About musical theatre songwriting…
The biggest lesson for me about musical theatre and smooth jazz/pop songwriting is probably THE crucial difference between them:  in the theatre songs must have narrative motion; they journey; they ambulate; they arrive. Certainly pop songs may do as well, though it does not appear to be imperative. Indeed, Viertel (2016) recalls “perhaps the greatest example of Hammerstein’s dictum that a song should be a miniature play, with its own movement, conflict and resolution” (p. 64).

About the Song Plot…
From my understanding, a song plot is all the songs in a musical without any dialogue. A songs-only chart allows the writers to examine how the musical narrative flows through music; ideally, one strives for variety and placement:  “Musical synopsis shows whether the number is the right one, and in the right place. This includes the alteration of numbers—among the different characters, between solo and group numbers, and among kinds of numbers (ballads, rhythm tunes, special material and production numbers” (Frankel 2000; p. 65). So, the writer should manage dramatic tension through the songs; and one way to do so is to “var[y] rhythmic impulses or charges. High or low, the rhythmic contrast between these charges is what makes them effective” (Frankel 2000; p. 32).

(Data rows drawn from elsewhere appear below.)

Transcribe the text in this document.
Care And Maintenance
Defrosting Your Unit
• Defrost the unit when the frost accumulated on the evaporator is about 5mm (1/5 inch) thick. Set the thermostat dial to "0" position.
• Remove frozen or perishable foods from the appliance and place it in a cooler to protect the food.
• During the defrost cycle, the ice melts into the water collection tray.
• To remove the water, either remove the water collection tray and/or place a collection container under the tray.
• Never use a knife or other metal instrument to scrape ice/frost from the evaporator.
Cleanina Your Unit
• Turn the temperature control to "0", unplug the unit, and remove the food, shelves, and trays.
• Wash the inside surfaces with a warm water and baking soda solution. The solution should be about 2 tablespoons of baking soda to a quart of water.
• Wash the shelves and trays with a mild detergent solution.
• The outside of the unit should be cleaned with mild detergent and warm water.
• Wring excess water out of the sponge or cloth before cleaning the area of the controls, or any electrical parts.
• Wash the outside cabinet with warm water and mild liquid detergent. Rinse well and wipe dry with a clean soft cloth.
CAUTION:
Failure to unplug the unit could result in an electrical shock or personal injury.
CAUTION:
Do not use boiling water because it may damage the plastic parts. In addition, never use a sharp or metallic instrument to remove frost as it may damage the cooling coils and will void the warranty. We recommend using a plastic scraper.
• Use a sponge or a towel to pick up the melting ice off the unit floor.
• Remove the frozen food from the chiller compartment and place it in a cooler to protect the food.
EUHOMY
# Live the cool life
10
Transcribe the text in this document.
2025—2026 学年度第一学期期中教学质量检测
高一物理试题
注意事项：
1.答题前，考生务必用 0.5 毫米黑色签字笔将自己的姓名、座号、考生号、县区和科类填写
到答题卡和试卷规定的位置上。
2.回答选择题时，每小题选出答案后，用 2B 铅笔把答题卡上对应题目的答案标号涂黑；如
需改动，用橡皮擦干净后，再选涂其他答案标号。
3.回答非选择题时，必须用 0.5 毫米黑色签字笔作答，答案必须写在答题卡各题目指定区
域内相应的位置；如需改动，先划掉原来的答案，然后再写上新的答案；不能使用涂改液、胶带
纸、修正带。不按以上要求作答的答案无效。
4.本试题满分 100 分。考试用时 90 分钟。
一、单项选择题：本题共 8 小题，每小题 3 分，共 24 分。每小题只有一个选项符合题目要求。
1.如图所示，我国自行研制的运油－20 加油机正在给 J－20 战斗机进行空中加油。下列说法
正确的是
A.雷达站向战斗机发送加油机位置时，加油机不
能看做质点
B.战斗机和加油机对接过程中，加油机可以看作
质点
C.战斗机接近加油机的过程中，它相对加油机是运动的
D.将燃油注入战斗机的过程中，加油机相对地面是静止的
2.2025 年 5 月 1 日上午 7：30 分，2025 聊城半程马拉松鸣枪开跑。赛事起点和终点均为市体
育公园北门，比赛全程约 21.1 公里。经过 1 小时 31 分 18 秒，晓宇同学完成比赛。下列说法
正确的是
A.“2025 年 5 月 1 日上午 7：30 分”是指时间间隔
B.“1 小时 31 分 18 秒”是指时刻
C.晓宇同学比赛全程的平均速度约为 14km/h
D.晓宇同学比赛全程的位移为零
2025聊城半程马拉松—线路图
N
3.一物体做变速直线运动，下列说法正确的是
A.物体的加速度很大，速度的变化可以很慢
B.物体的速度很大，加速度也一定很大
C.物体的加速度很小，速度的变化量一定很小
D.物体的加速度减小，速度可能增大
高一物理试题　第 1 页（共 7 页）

And, of course there are not only rhythmic contrasts, since “the complement of rhythmic contrasts is visual variety. Musical theatre moves figures through mere signals of place, on an open platform of space, and keeps the space free for change; this makes all musicals spectacles” (Frankel 2000; p. 33). And, again the Viertel (2016) suggests that variety is the goal, for “as soon as the audience understood a visual idea and taken pleasure from it, another idea has to be presented. As soon as the sound of a trio has been enjoyed, the quartet has to enter, then the octet, then the entire company” (p. 110).

Conclusions…
So, my next task is to re-read Ducks on the Moon, look for those dramatic high points and create a tentative song plot

References

Burke, K.J. (2010). Ducks on the Moon: A Parent Meets Autism. Hagios Press: Regina, SK.

Frankel, Aaron (2000). Writing the Broadway Musical (Revised and Updated). USA: Da Capo Press.

Viertel, Jack. (2016). The Secret Life of the America Musical: How Broadway Shows are Built. New York: Sarah Crighton Books.